Этан закрыл глаза. Он слишком устал, чтобы о чём-то спорить с этим фанатиком в серой рясе. Пусть Пришлые продолжают бороться с воображаемым злом, выискивая его приспешников уже среди своих. Пусть вершат злодеяния, выставляя себя поборниками Добра. Пусть даже сменят личину, примерив на себя украденное у его народа имя. Всё равно это не сделает их людьми. Они так и останутся на этой земле Пришлыми!
Этан прислушался к тихим ругательствам палача, которому никак не удавалось разжечь дрова под усиливающимся дождём, к нарастающему гулу оживившейся в предчувствии толпы, бормотанию монаха, забубнившему скороговоркой молитву и грустно усмехнулся, прощаясь с этим миром.
Корчиться в муках и голосить, он на потеху новым «людям» не будет. Пусть хоть смертью своей их планы порушит, раз за всю жизнь ничего противопоставить не смог.

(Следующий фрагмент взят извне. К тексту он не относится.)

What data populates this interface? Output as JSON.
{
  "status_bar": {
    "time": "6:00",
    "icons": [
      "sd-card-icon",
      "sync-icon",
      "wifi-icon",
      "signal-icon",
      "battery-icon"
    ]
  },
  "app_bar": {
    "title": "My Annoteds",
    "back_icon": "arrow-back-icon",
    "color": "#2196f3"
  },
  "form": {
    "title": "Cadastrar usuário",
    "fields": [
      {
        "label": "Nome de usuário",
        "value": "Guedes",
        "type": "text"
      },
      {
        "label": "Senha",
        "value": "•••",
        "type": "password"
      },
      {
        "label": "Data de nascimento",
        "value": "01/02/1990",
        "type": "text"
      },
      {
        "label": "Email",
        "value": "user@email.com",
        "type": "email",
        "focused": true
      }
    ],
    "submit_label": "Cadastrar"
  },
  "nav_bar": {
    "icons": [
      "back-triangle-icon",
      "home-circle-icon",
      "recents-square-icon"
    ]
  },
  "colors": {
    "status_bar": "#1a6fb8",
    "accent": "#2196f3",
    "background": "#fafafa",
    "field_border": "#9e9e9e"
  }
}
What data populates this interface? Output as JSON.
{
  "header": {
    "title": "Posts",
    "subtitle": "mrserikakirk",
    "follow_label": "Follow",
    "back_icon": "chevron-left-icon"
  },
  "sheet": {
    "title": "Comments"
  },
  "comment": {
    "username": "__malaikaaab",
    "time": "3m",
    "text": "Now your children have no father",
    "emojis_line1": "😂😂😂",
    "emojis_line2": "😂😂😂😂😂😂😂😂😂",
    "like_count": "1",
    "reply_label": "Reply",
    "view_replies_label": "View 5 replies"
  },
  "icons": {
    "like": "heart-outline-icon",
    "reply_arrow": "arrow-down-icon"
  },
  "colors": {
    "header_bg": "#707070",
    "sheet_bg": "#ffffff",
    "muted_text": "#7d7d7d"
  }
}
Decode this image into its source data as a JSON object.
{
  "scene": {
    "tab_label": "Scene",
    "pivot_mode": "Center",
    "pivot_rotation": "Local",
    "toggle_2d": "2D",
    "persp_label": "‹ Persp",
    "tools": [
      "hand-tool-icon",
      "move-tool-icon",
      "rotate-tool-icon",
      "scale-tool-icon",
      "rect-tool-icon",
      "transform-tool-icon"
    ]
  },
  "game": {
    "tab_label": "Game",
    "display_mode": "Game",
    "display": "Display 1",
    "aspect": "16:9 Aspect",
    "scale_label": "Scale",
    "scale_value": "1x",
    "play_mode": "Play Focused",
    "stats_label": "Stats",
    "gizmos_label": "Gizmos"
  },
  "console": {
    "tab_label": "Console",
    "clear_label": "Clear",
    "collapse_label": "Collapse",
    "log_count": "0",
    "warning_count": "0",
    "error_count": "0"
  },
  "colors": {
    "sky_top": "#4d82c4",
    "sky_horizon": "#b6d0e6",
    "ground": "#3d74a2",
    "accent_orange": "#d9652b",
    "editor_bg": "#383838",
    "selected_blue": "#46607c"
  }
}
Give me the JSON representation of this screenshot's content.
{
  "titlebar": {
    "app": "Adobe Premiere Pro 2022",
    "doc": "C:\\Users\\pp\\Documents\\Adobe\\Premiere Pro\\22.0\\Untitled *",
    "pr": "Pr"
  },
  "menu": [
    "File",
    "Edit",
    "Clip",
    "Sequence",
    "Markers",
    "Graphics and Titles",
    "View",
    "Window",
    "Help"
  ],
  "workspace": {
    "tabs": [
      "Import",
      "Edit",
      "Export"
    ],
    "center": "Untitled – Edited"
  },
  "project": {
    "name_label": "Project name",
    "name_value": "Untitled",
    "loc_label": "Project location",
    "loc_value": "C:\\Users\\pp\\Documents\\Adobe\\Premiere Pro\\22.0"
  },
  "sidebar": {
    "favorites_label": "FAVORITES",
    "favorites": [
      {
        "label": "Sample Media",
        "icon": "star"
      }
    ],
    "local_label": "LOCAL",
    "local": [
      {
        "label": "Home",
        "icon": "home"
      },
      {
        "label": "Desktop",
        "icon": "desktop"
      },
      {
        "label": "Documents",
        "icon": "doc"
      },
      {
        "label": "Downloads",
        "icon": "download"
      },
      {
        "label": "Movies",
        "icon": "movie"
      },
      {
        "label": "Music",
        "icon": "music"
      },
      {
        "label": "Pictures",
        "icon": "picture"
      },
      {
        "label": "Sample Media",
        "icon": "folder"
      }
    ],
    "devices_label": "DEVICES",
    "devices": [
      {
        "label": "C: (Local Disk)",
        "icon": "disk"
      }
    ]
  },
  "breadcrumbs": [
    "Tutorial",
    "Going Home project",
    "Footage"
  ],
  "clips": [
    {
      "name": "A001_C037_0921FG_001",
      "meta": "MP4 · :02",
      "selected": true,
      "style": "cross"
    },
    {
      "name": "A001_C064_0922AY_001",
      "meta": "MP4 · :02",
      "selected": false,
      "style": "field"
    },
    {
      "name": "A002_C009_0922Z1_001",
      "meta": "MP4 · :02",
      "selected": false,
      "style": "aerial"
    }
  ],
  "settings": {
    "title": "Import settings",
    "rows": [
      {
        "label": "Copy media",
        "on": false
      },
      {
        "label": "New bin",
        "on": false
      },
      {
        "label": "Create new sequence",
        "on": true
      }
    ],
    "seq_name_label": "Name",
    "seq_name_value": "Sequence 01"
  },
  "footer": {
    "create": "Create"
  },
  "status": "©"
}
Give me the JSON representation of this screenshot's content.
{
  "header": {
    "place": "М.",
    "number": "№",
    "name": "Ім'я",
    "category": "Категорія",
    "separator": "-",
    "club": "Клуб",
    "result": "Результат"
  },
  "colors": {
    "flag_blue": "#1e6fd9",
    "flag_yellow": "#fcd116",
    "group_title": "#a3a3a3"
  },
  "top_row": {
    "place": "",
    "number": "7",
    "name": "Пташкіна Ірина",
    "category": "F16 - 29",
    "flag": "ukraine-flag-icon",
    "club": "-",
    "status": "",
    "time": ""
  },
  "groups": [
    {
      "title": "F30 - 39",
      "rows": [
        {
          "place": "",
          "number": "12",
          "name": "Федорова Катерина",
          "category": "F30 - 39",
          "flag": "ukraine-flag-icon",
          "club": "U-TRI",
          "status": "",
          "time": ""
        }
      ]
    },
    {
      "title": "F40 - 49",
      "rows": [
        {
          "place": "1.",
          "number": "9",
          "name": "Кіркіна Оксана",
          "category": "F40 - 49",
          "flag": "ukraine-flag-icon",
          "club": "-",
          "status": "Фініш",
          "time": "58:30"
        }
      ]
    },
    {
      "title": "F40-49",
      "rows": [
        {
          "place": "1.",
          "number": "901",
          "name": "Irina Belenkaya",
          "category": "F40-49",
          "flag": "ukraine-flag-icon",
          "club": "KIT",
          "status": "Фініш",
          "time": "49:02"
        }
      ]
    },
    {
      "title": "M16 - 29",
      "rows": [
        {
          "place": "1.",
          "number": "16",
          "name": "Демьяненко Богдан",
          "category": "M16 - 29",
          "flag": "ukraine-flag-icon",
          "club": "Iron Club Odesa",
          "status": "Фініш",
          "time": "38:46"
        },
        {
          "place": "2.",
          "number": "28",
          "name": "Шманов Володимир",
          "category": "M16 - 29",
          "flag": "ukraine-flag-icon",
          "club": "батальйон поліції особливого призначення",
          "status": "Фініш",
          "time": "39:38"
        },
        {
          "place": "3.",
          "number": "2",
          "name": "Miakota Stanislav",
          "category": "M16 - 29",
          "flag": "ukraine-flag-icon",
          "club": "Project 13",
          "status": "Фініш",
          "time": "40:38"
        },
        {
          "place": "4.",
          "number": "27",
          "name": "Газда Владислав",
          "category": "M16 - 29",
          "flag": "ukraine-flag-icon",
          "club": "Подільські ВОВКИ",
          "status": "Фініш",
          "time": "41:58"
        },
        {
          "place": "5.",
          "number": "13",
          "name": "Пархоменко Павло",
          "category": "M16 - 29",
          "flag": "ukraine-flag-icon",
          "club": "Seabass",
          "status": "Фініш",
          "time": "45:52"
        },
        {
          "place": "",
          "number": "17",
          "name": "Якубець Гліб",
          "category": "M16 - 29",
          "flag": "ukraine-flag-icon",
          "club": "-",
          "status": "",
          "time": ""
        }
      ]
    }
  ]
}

Старый маг сосредоточился, мысленно потянувшись к груде поленьев, выложенных у его ног. Дрова ззаклубились едким дымом испаряющейся влаги, сердито затрещали, стремительно нагреваясь.
— Колдун! Остановите колдуна! — в голосе попятившегося инквизитора отчётливо проступила паника.
Этан лишь рассмеялся в ответ, довершая затеянное преобразование.
Огненный смерч с яростным рёвом взметнулся вверх, мгновенно поглотив последнего человека.